There have been a lot of headlines over the last few years about the “woke pope” Pope Francis, who has repeatedly called on Catholics to stop persecuting gay and lesbian people. He even met with a group of trans women as part of his so-called message of inclusivity not that long ago. But despite such gestures, the Vatican has always been one of the main players in anti-LGBTQ persecution in the Christian world.
Indeed, even the now-common term “gender ideology,” an amorphous phrase that means different things in different Western countries depending on that country’s conservative agenda (in Central America it mostly means abortion rights; in the U.S. it refers to trans people), started with the Vatican in 2003. “Although actors may not be aware of its religious origins, the discourse on ‘gender ideology’ often resonates with [conservative] ideas and criticisms of gender,” David Paternotte and Roman Kuhar wrote in their book “Anti-Gender Campaigns in Europe.” “In this context, ‘gender ideology’ becomes a ‘threat’ — an empty signifier which allows coalition making with a variety of actors precisely because of its ‘populist emptiness.’”
The Vatican has always been one of the main players in anti-LGBTQ persecution in the Christian world.
As I’ve gotten older, I’ve thought often of returning to my faith in some form. I miss the community I had as a child. There’s still a strange comfort in the scriptures for me, as I think about the Bible stories I grew up with. There are lessons to be learned in the story of the Good Samaritan, and I can’t help but cheer along during the story of Jesus flipping tables to drive the merchants out of the temple. I still think about Jesus telling his disciples that eunuchs can inherit the kingdom of heaven, and I smile. But the church’s dictate Monday is far removed from the Jesus I learned about who embraced the downtrodden and the eunuchs of the ancient world.
I haven’t been able to regain that sense of community I enjoyed in my childhood, and I’m not the only trans person lacking in-person community. According to a 2023 study, trans people are significantly more likely to feel lonely, isolated or excluded compared to the general population. The Jesus I learned about when I was younger would want trans people to find community in church.
But the Catholic Church has made clear for centuries that we simply aren’t welcome, most recently by calling our lifesaving medication a threat to human dignity.
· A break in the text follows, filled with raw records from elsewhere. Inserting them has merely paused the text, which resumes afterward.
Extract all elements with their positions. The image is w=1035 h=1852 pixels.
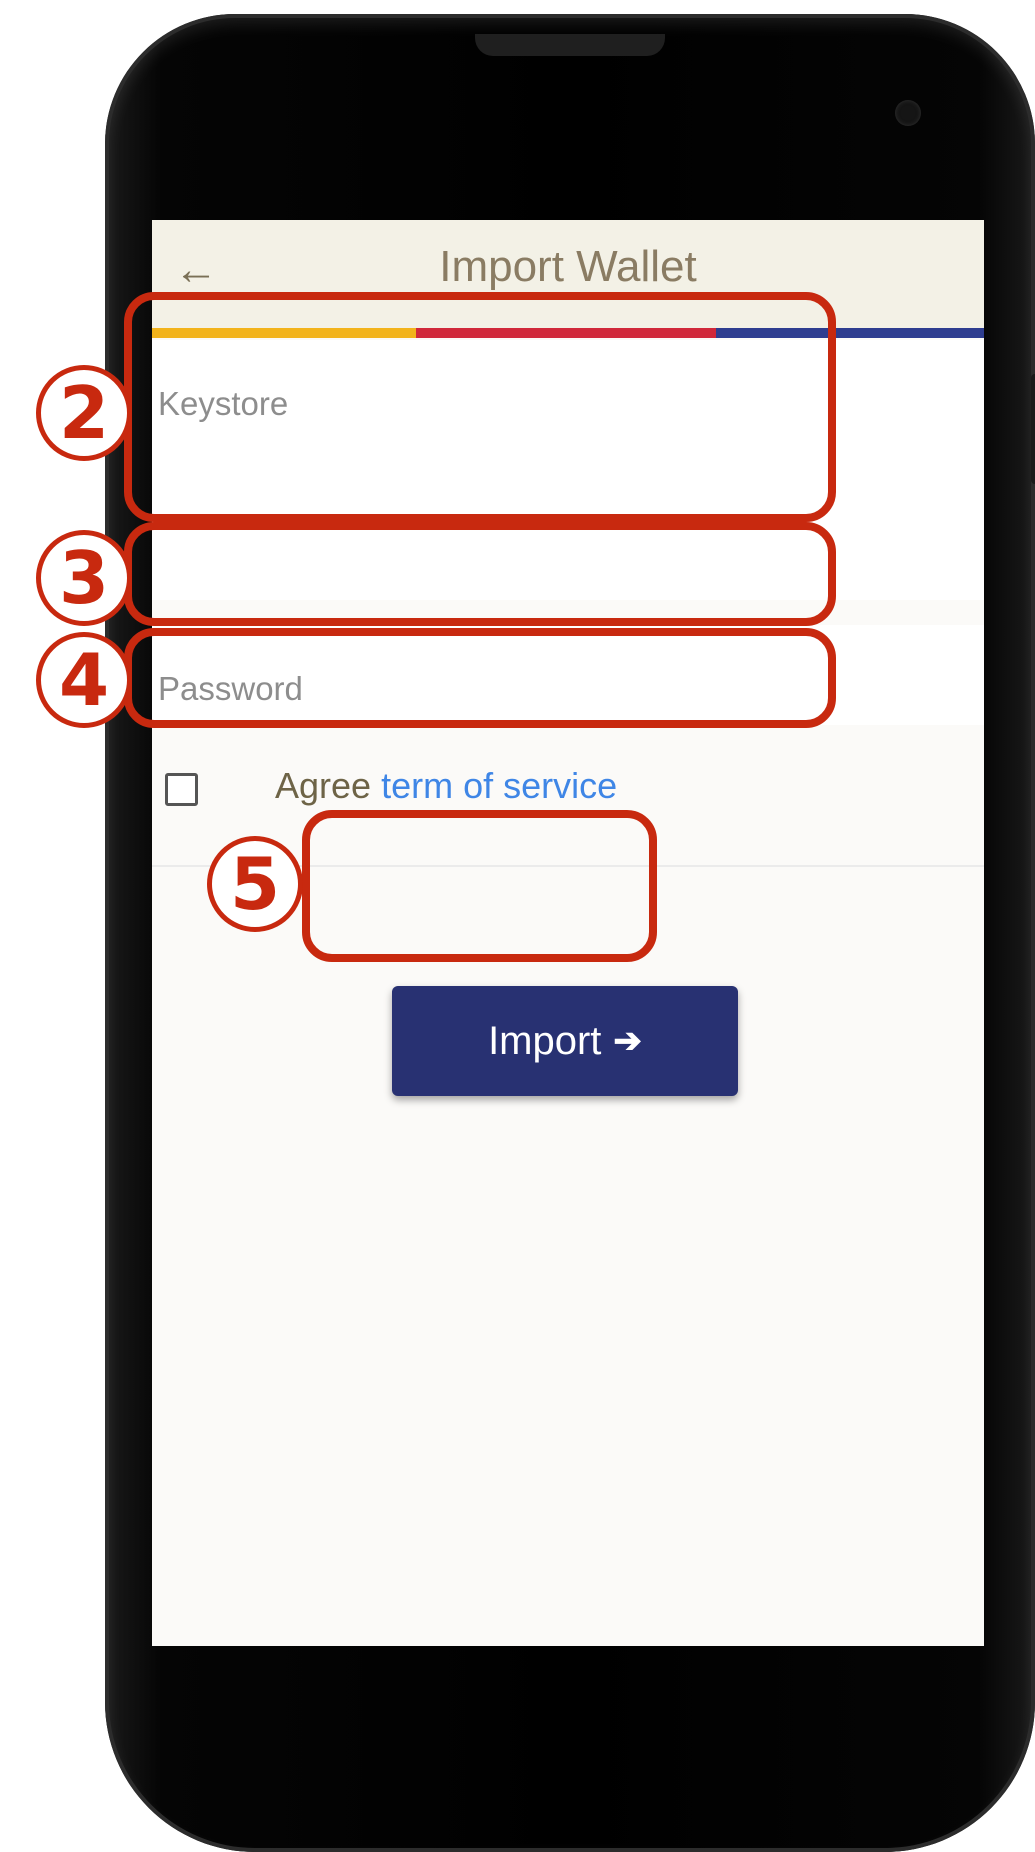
- agree-text: Agree: [275, 765, 372, 806]
- step-badge-4: 4: [36, 632, 132, 728]
- import-button-label: Import: [488, 1018, 602, 1063]
- phone-side-button: [1031, 374, 1035, 484]
- step-badge-2: 2: [36, 365, 132, 461]
- step-badge-3: 3: [36, 530, 132, 626]
- terms-checkbox[interactable]: [165, 773, 198, 806]
- page-title: Import Wallet: [439, 242, 697, 291]
- arrow-right-icon: ➔: [613, 1022, 642, 1060]
- terms-of-service-link[interactable]: term of service: [381, 765, 617, 806]
- phone-camera: [895, 100, 921, 126]
- highlight-keystore: [124, 292, 836, 522]
- highlight-terms: [124, 628, 836, 728]
- terms-label: Agree term of service: [275, 765, 617, 807]
- phone-speaker: [475, 34, 665, 56]
- import-button[interactable]: Import ➔: [392, 986, 738, 1096]
- highlight-import-button: [302, 810, 657, 962]
- step-badge-5: 5: [207, 836, 303, 932]
- highlight-password: [124, 522, 836, 626]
But from my perspective, big international religious organizations encouraging their institutions and followers to obsess over the possible genitalia of a small and highly marginalized demographic is completely devoid of dignity.
It’s also rich that the Vatican is so intent on alienating people like me while still struggling with its child abuse scandal. “He who is without sin among you, let him cast a stone at her,” Jesus is quoted as saying in the Gospel of John.
I understand that the church has religious beliefs, but trans people aren’t even mentioned in the Bible, making it strange that the church would so heavily focus on us as a minority for persecution. Young people in the West are leaving churches in droves in large part because of homophobia and transphobia. It’s disappointing to see the Vatican lean in on bigotry against people like me.
I’d love to come home to my church, but its opinions of me and my community make it impossible to do so. I’m not willing to abandon my trans identity or my health care, but I promise not to touch the holy water again.